Proprietors of brand-name drugs may heave another sigh of relief as the Singapore Court of Appeal in Zyfas Medical Co (Sued as a firm) v. Millennium Pharmaceuticals, Inc  SGCA 84 re-affirmed its holding in Millennium Pharmaceuticals, Inc v. Drug Houses of Australia Pte Ltd  SGCA 31 (the DHA decision) rejecting an overly-restrictive interpretation of the scope of the patent linkage regime in Singapore.
Singapore’s patent linkage regime
Under the patent linkage regime in Singapore implemented by the Health Products (Therapeutic Products) Regulations 2016 (Cap. 122D) (the TPR), an applicant for product registration and marketing approval of a drug product is first required to declare any patent in force in respect of the said drug product to the Health Sciences Authority (the HSA). Where any patent is declared, the HSA will generally require the applicant to notify the proprietor of the declared patent. If the patent proprietor commences legal action against the applicant to defend its patent(s) within 44 days from the receipt of such notice, a 30-month moratorium will be applicable during which the HSA will not grant product registration or marketing approval of the drug product.
The patent linkage regime is an important tool by which proprietors of brand-name drugs may protect their legitimate monopoly in a lucrative market. However, some generics may omit to declare relevant patents to the HSA, by-passing the patent linkage regime entirely and obtaining registration and marketing approval without being subject to the 30-month moratorium.
This was what transpired in Zyfas Medical Co (Sued as a firm) v. Millennium Pharmaceuticals, Inc: the generic drug entity, Zyfas Medical Co had obtained product registration of its generic bortezomib, Myborte, an oncology drug for the treatment of multiple myeloma and mantle cell lymphoma, without declaring to the HSA certain patents for the manufacture of bortezomib belonging to Millennium Pharmaceuticals, Inc.
Millennium brought an action against Zyfas for a court declaration that Zyfas had made a materially false or misleading statement, or omitted to disclose material matter, in its declaration to the HSA by failing to declare Millennium’s patents in contravention of Regulation 23(2)(a) of the TPR. Such a court declaration may be used to seek the cancellation of the relevant product registration and marketing approval.
At the first-instance hearing before the High Court, Zyfas argued that no court declaration ought to be granted as the omission to declare Millennium’s patents was not done knowingly or intentionally. The High Court disagreed and declared that Zyfas’ declaration under Regulation 23(2)(a) of the TPR omits to disclose matter that is material to its application for product registration of its Myborte product. Zyfas appealed against the decision.
The appeal by Zyfas
On appeal, Zyfas changed its tack to argue that the process patents (as opposed to product patents) do not have to be declared to the HSA under the patent linkage regime. Zyfas argued that the phrase “patent … in force in respect of the therapeutic product” required to be declared under Regulation 23(2)(a) of the TPR refers only to a product patent and not a process patent.

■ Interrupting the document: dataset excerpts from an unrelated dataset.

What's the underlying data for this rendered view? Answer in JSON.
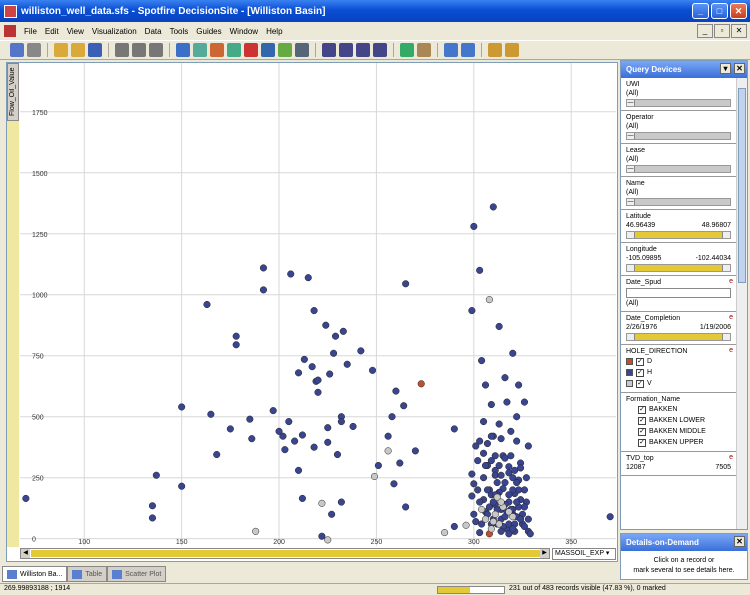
{
  "window": {
    "title": "williston_well_data.sfs - Spotfire DecisionSite - [Williston Basin]",
    "min": "_",
    "max": "□",
    "close": "✕"
  },
  "menu": [
    "File",
    "Edit",
    "View",
    "Visualization",
    "Data",
    "Tools",
    "Guides",
    "Window",
    "Help"
  ],
  "mdi": {
    "min": "_",
    "restore": "▫",
    "close": "✕"
  },
  "toolbar_icons": [
    "view-icon",
    "home-icon",
    "open-icon",
    "open2-icon",
    "save-icon",
    "cut-icon",
    "copy-icon",
    "paste-icon",
    "scatter-icon",
    "scatter3d-icon",
    "bar-icon",
    "pie-icon",
    "line-icon",
    "profile-icon",
    "heatmap-icon",
    "table-icon",
    "layout1-icon",
    "layout2-icon",
    "layout3-icon",
    "layout4-icon",
    "tool1-icon",
    "tool2-icon",
    "chart-icon",
    "chart2-icon",
    "bag1-icon",
    "bag2-icon"
  ],
  "colors": {
    "D": "#c0502c",
    "H": "#3a4590",
    "V": "#c8c8c8"
  },
  "plot": {
    "y_property": "Flow_Oil_Value",
    "x_property": "MASSOIL_EXP ▾"
  },
  "chart_data": {
    "type": "scatter",
    "xlim": [
      67,
      373
    ],
    "ylim": [
      -30,
      1950
    ],
    "xticks": [
      100,
      150,
      200,
      250,
      300,
      350
    ],
    "yticks": [
      0,
      250,
      500,
      750,
      1000,
      1250,
      1500,
      1750
    ],
    "grid": true,
    "series": [
      {
        "name": "H",
        "color": "#3a4590",
        "points": [
          [
            70,
            165
          ],
          [
            135,
            85
          ],
          [
            135,
            135
          ],
          [
            137,
            260
          ],
          [
            150,
            540
          ],
          [
            150,
            215
          ],
          [
            163,
            960
          ],
          [
            165,
            510
          ],
          [
            168,
            345
          ],
          [
            175,
            450
          ],
          [
            178,
            830
          ],
          [
            178,
            795
          ],
          [
            185,
            490
          ],
          [
            186,
            410
          ],
          [
            192,
            1110
          ],
          [
            192,
            1020
          ],
          [
            197,
            525
          ],
          [
            200,
            440
          ],
          [
            202,
            420
          ],
          [
            203,
            365
          ],
          [
            205,
            480
          ],
          [
            206,
            1085
          ],
          [
            208,
            400
          ],
          [
            210,
            680
          ],
          [
            210,
            280
          ],
          [
            212,
            425
          ],
          [
            212,
            165
          ],
          [
            213,
            735
          ],
          [
            215,
            1070
          ],
          [
            217,
            705
          ],
          [
            218,
            935
          ],
          [
            218,
            375
          ],
          [
            219,
            645
          ],
          [
            220,
            650
          ],
          [
            220,
            600
          ],
          [
            222,
            10
          ],
          [
            224,
            875
          ],
          [
            225,
            455
          ],
          [
            225,
            395
          ],
          [
            226,
            675
          ],
          [
            227,
            100
          ],
          [
            228,
            760
          ],
          [
            229,
            830
          ],
          [
            230,
            345
          ],
          [
            232,
            500
          ],
          [
            232,
            480
          ],
          [
            232,
            150
          ],
          [
            233,
            850
          ],
          [
            235,
            715
          ],
          [
            238,
            460
          ],
          [
            242,
            770
          ],
          [
            248,
            690
          ],
          [
            251,
            300
          ],
          [
            256,
            420
          ],
          [
            258,
            500
          ],
          [
            259,
            225
          ],
          [
            260,
            605
          ],
          [
            262,
            310
          ],
          [
            264,
            545
          ],
          [
            265,
            1045
          ],
          [
            265,
            130
          ],
          [
            270,
            360
          ],
          [
            290,
            50
          ],
          [
            290,
            450
          ],
          [
            299,
            265
          ],
          [
            299,
            175
          ],
          [
            299,
            935
          ],
          [
            300,
            1280
          ],
          [
            300,
            225
          ],
          [
            301,
            70
          ],
          [
            302,
            320
          ],
          [
            303,
            25
          ],
          [
            303,
            1100
          ],
          [
            304,
            730
          ],
          [
            305,
            160
          ],
          [
            306,
            630
          ],
          [
            306,
            110
          ],
          [
            307,
            300
          ],
          [
            308,
            200
          ],
          [
            309,
            550
          ],
          [
            309,
            60
          ],
          [
            310,
            1360
          ],
          [
            310,
            420
          ],
          [
            311,
            280
          ],
          [
            311,
            140
          ],
          [
            312,
            230
          ],
          [
            313,
            470
          ],
          [
            313,
            870
          ],
          [
            314,
            80
          ],
          [
            315,
            340
          ],
          [
            315,
            205
          ],
          [
            316,
            660
          ],
          [
            317,
            560
          ],
          [
            317,
            40
          ],
          [
            318,
            150
          ],
          [
            318,
            295
          ],
          [
            319,
            440
          ],
          [
            320,
            250
          ],
          [
            320,
            100
          ],
          [
            320,
            760
          ],
          [
            321,
            185
          ],
          [
            321,
            30
          ],
          [
            322,
            400
          ],
          [
            322,
            500
          ],
          [
            323,
            630
          ],
          [
            323,
            130
          ],
          [
            324,
            310
          ],
          [
            325,
            60
          ],
          [
            326,
            200
          ],
          [
            326,
            560
          ],
          [
            327,
            250
          ],
          [
            328,
            30
          ],
          [
            328,
            380
          ],
          [
            305,
            480
          ],
          [
            307,
            390
          ],
          [
            309,
            320
          ],
          [
            311,
            260
          ],
          [
            313,
            190
          ],
          [
            314,
            410
          ],
          [
            316,
            330
          ],
          [
            318,
            270
          ],
          [
            320,
            120
          ],
          [
            322,
            90
          ],
          [
            324,
            160
          ],
          [
            326,
            50
          ],
          [
            329,
            20
          ],
          [
            303,
            150
          ],
          [
            305,
            250
          ],
          [
            307,
            100
          ],
          [
            309,
            180
          ],
          [
            311,
            340
          ],
          [
            312,
            60
          ],
          [
            314,
            120
          ],
          [
            316,
            230
          ],
          [
            318,
            60
          ],
          [
            319,
            120
          ],
          [
            321,
            280
          ],
          [
            323,
            200
          ],
          [
            325,
            100
          ],
          [
            327,
            150
          ],
          [
            300,
            100
          ],
          [
            302,
            200
          ],
          [
            304,
            60
          ],
          [
            306,
            300
          ],
          [
            308,
            130
          ],
          [
            310,
            80
          ],
          [
            312,
            180
          ],
          [
            314,
            260
          ],
          [
            316,
            140
          ],
          [
            318,
            20
          ],
          [
            320,
            200
          ],
          [
            322,
            150
          ],
          [
            324,
            80
          ],
          [
            301,
            380
          ],
          [
            303,
            400
          ],
          [
            305,
            350
          ],
          [
            307,
            200
          ],
          [
            309,
            420
          ],
          [
            311,
            180
          ],
          [
            313,
            300
          ],
          [
            315,
            50
          ],
          [
            317,
            110
          ],
          [
            319,
            340
          ],
          [
            321,
            60
          ],
          [
            323,
            240
          ],
          [
            310,
            150
          ],
          [
            312,
            120
          ],
          [
            314,
            30
          ],
          [
            316,
            90
          ],
          [
            318,
            180
          ],
          [
            320,
            40
          ],
          [
            322,
            230
          ],
          [
            324,
            290
          ],
          [
            326,
            130
          ],
          [
            328,
            80
          ],
          [
            370,
            90
          ]
        ]
      },
      {
        "name": "D",
        "color": "#c0502c",
        "points": [
          [
            273,
            635
          ],
          [
            308,
            20
          ]
        ]
      },
      {
        "name": "V",
        "color": "#c8c8c8",
        "points": [
          [
            188,
            30
          ],
          [
            222,
            145
          ],
          [
            225,
            -5
          ],
          [
            249,
            255
          ],
          [
            256,
            360
          ],
          [
            285,
            25
          ],
          [
            296,
            55
          ],
          [
            304,
            120
          ],
          [
            306,
            80
          ],
          [
            308,
            980
          ],
          [
            309,
            40
          ],
          [
            311,
            100
          ],
          [
            313,
            60
          ],
          [
            315,
            130
          ],
          [
            312,
            170
          ],
          [
            310,
            70
          ],
          [
            314,
            150
          ],
          [
            318,
            110
          ],
          [
            320,
            90
          ]
        ]
      }
    ]
  },
  "x_scroll": {
    "left": "◀",
    "right": "▶"
  },
  "tabs": [
    "Williston Ba...",
    "Table",
    "Scatter Plot"
  ],
  "status": {
    "coord": "269.99893188 ; 1914",
    "records": "231 out of 483 records visible (47.83 %), 0 marked",
    "progress_pct": 47.83
  },
  "query_panel": {
    "title": "Query Devices",
    "pin": "▾",
    "close": "✕",
    "devices": [
      {
        "name": "UWI",
        "sub": "(All)",
        "kind": "slider"
      },
      {
        "name": "Operator",
        "sub": "(All)",
        "kind": "slider"
      },
      {
        "name": "Lease",
        "sub": "(All)",
        "kind": "slider"
      },
      {
        "name": "Name",
        "sub": "(All)",
        "kind": "slider"
      }
    ],
    "latitude": {
      "name": "Latitude",
      "min": "46.96439",
      "max": "48.96807"
    },
    "longitude": {
      "name": "Longitude",
      "min": "-105.09895",
      "max": "-102.44034"
    },
    "date_spud": {
      "name": "Date_Spud",
      "sub": "(All)",
      "e": "e"
    },
    "date_completion": {
      "name": "Date_Completion",
      "min": "2/26/1976",
      "max": "1/19/2006",
      "e": "e"
    },
    "hole_direction": {
      "name": "HOLE_DIRECTION",
      "e": "e",
      "items": [
        {
          "label": "D",
          "check": "✓"
        },
        {
          "label": "H",
          "check": "✓"
        },
        {
          "label": "V",
          "check": "✓"
        }
      ]
    },
    "formation": {
      "name": "Formation_Name",
      "items": [
        {
          "label": "BAKKEN",
          "check": "✓"
        },
        {
          "label": "BAKKEN LOWER",
          "check": "✓"
        },
        {
          "label": "BAKKEN MIDDLE",
          "check": "✓"
        },
        {
          "label": "BAKKEN UPPER",
          "check": "✓"
        }
      ]
    },
    "tvd": {
      "name": "TVD_top",
      "min": "12087",
      "max": "7505",
      "e": "e"
    }
  },
  "details_panel": {
    "title": "Details-on-Demand",
    "close": "✕",
    "text1": "Click on a record or",
    "text2": "mark several to see details here."
  }
}
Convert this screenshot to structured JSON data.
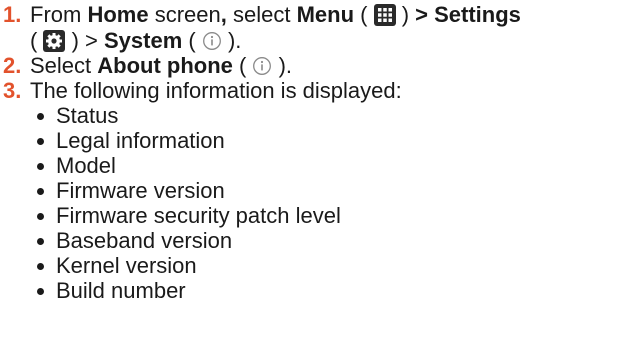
{
  "steps": [
    {
      "number": "1.",
      "line1": {
        "from": "From ",
        "home": "Home",
        "screen": " screen",
        "comma": ",",
        "select": " select ",
        "menu": "Menu",
        "paren_open": " ( ",
        "paren_close": " ) ",
        "gt_settings": "> Settings"
      },
      "line2": {
        "paren_open": "( ",
        "paren_close": " ) ",
        "gt": "> ",
        "system": "System",
        "paren_open2": " ( ",
        "paren_close2": " )."
      }
    },
    {
      "number": "2.",
      "select": "Select ",
      "about": "About phone",
      "paren_open": " ( ",
      "paren_close": " )."
    },
    {
      "number": "3.",
      "text": "The following information is displayed:"
    }
  ],
  "info_items": [
    "Status",
    "Legal information",
    "Model",
    "Firmware version",
    "Firmware security patch level",
    "Baseband version",
    "Kernel version",
    "Build number"
  ],
  "icons": {
    "menu": "grid-menu-icon",
    "settings": "gear-icon",
    "info": "info-icon"
  },
  "colors": {
    "step_number": "#e2522c",
    "text": "#1a1a1a",
    "icon_bg": "#2a2a2a"
  }
}
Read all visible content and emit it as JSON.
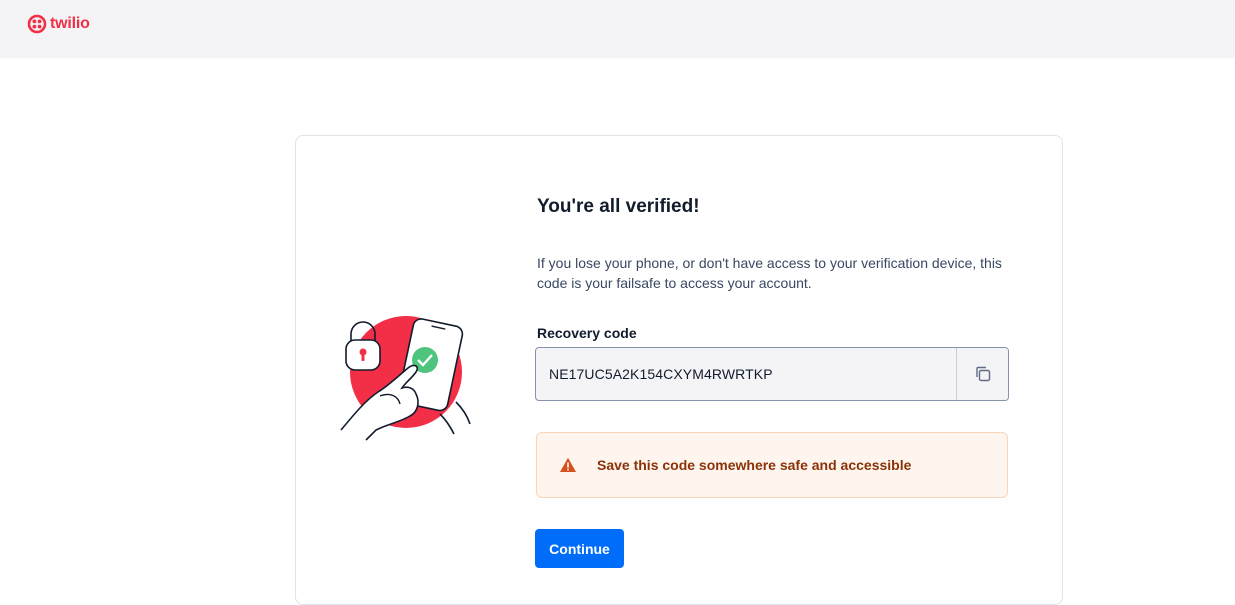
{
  "header": {
    "brand_name": "twilio",
    "logo_icon": "twilio-logo-icon",
    "background": "#f4f4f6",
    "brand_color": "#f22f46"
  },
  "main": {
    "illustration_icon": "phone-verified-illustration",
    "title": "You're all verified!",
    "description": "If you lose your phone, or don't have access to your verification device, this code is your failsafe to access your account.",
    "recovery": {
      "label": "Recovery code",
      "value": "NE17UC5A2K154CXYM4RWRTKP",
      "copy_icon": "copy-icon"
    },
    "warning": {
      "icon": "warning-icon",
      "text": "Save this code somewhere safe and accessible",
      "background": "#fef5ee",
      "text_color": "#8c3208"
    },
    "continue_label": "Continue",
    "accent": "#006dfa"
  }
}
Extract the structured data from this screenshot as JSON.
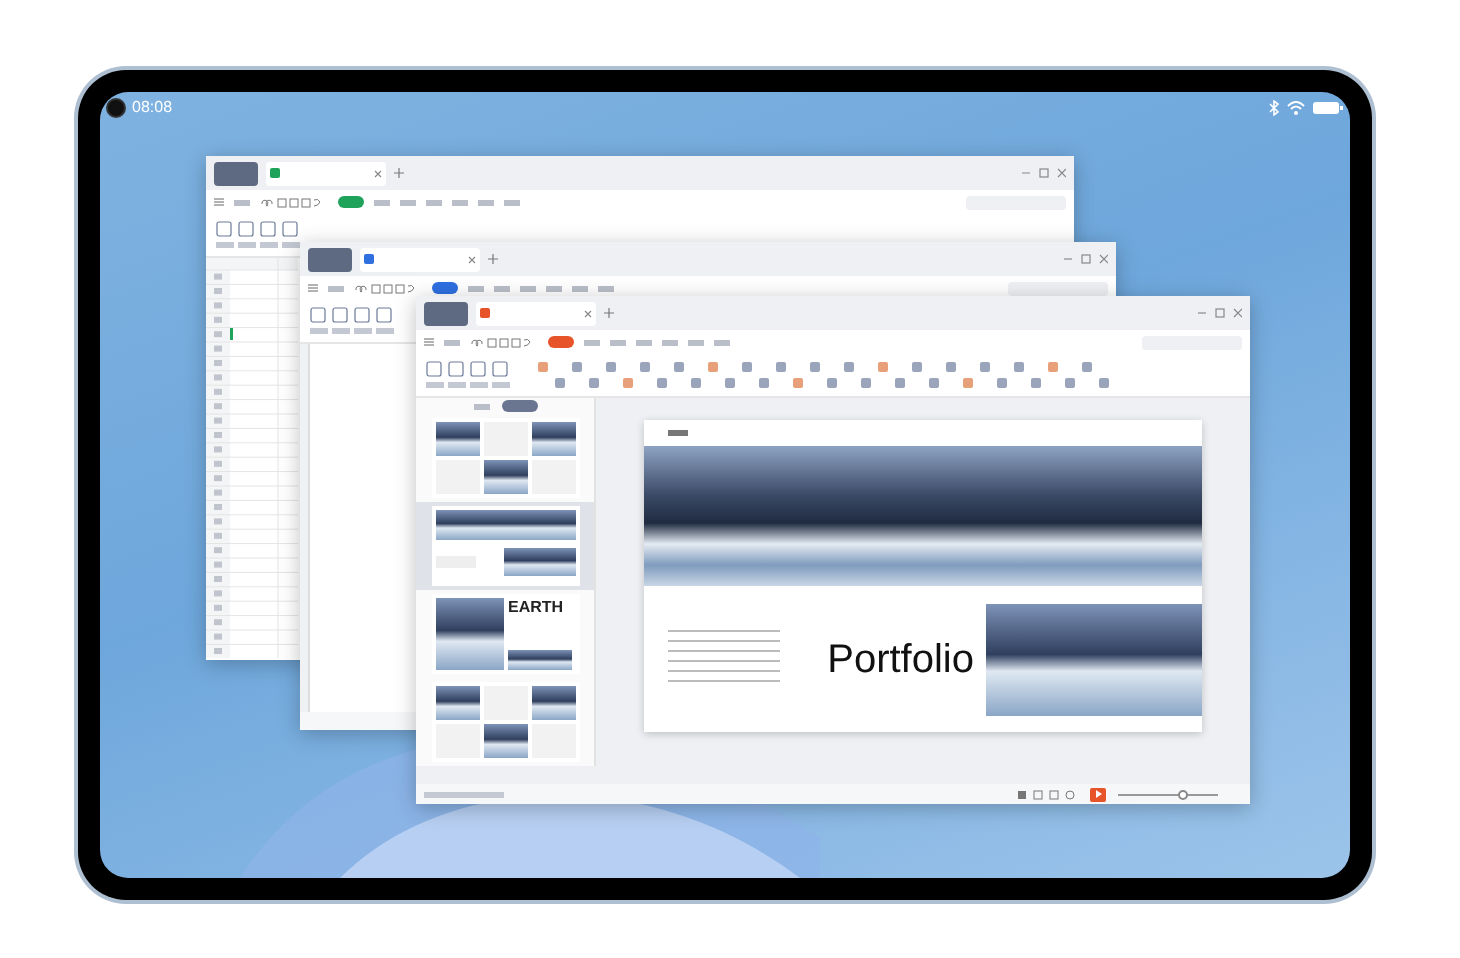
{
  "status_bar": {
    "time": "08:08"
  },
  "windows": [
    {
      "kind": "sheet",
      "color": "#1fa35a"
    },
    {
      "kind": "writer",
      "color": "#2f6fe0"
    },
    {
      "kind": "slides",
      "color": "#e8542a",
      "thumbnails": [
        {
          "selected": false,
          "kind": "collage"
        },
        {
          "selected": true,
          "kind": "title"
        },
        {
          "selected": false,
          "kind": "earth",
          "heading": "EARTH"
        },
        {
          "selected": false,
          "kind": "collage"
        }
      ],
      "slide": {
        "title": "Portfolio"
      },
      "zoom": {
        "level": 0.6
      }
    }
  ]
}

The decision of the Court of Appeal
Zyfas’ appeal was dismissed by the Court of Appeal. The Court of Appeal unequivocally held that process patents, like product patents, have to the declared to the HSA pursuant to the patent linkage regime under the TPR, for the following reasons:
1. The plain meaning of the word “patent” in Regulation 23(2)(a) of the TPR, as defined in the Patents Act (Cap. 221), includes process patents. The Patents Act does not distinguish between product and process patents;
2. The purpose of Regulation 23(a) of the TPR was to fulfil Singapore’s treaty obligations to implement a patent linkage system under the United States – Singapore Free Trade Agreement (the USSFTA). Interpreting Regulation 23(2)(a) of the TPR to include process patents is consonant with the terms of the USSFTA, which does not differentiate between product and process patents; and
3. The legislative intention of Regulation 23(2)(a) of the TPR, and the patent linkage regime at large, was to give notice and protection to proprietors of relevant patents, whether they are product or process patents. There is no reason why product patents should be accorded more protection than a process patent.
This decision is the first involving a court declaration under the patent linkage regime and demonstrates the Singapore courts’ commitment to ensuring that patent linkage is not rendered a mere formality by generic drug entities who omit making patent declarations to the HSA in favour of obtaining product registration and marketing approval. Patent proprietors can rest assured that they will have recourse against such generic drug entities in the Singapore courts.